Detroit, the cradle of the automobile assembly line and a symbol of industrial might, filed the biggest U.S. municipal bankruptcy after decades of decline left it too poor to pay billions of dollars owed bondholders, retired cops and current city workers.
“I know many will see this as a low point in the city’s history,” Michigan Governor Rick Snyder, a Republican, said in a letter yesterday authorizing the filing in U.S. Bankruptcy Court in Detroit. “Without this decision, the city’s condition would only worsen.”
Michigan’s largest city joins Jefferson County, Alabama, and the California cities of San Bernardino and Stockton in bankruptcy. The filing shattered the presumption of many bondholders that local governments, eager to continue borrowing at reasonable rates, would do whatever it took, including raise taxes, to come up with the money to meet bond obligations. Kevyn Orr, the city’s emergency manager, said the debt is $18 billion.

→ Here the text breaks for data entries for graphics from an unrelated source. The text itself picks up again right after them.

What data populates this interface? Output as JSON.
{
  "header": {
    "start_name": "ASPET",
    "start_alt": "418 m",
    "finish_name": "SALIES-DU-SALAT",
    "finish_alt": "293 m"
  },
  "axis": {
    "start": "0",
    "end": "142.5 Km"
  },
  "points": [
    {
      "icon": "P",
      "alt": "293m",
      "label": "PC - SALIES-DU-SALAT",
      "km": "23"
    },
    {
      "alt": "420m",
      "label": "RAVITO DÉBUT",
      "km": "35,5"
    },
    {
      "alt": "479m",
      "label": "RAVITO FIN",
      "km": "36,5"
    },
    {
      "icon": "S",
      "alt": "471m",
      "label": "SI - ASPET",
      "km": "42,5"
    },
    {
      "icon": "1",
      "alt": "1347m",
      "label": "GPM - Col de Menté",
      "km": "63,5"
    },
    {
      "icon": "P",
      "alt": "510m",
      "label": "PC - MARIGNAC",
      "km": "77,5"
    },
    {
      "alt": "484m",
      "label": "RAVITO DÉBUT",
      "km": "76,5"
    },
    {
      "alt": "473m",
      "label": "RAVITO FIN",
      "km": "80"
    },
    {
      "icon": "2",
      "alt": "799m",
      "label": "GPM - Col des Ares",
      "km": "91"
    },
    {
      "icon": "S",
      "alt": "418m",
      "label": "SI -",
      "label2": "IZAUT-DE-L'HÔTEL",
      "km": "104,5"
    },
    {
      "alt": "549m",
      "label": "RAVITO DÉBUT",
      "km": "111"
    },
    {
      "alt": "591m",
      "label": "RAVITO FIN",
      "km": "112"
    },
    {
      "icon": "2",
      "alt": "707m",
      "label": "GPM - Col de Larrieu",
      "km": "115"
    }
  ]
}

While under court protection, Detroit can stop paying some debts, is temporarily immune from most lawsuits and may be able to ask a judge to cancel contracts, including union agreements. Under Chapter 9 of the U.S. Bankruptcy Code, the first step is likely to be a court fight over whether the city was entitled to bankruptcy protection, a challenge that would ask if the city was truly insolvent and it had no alternative to filing.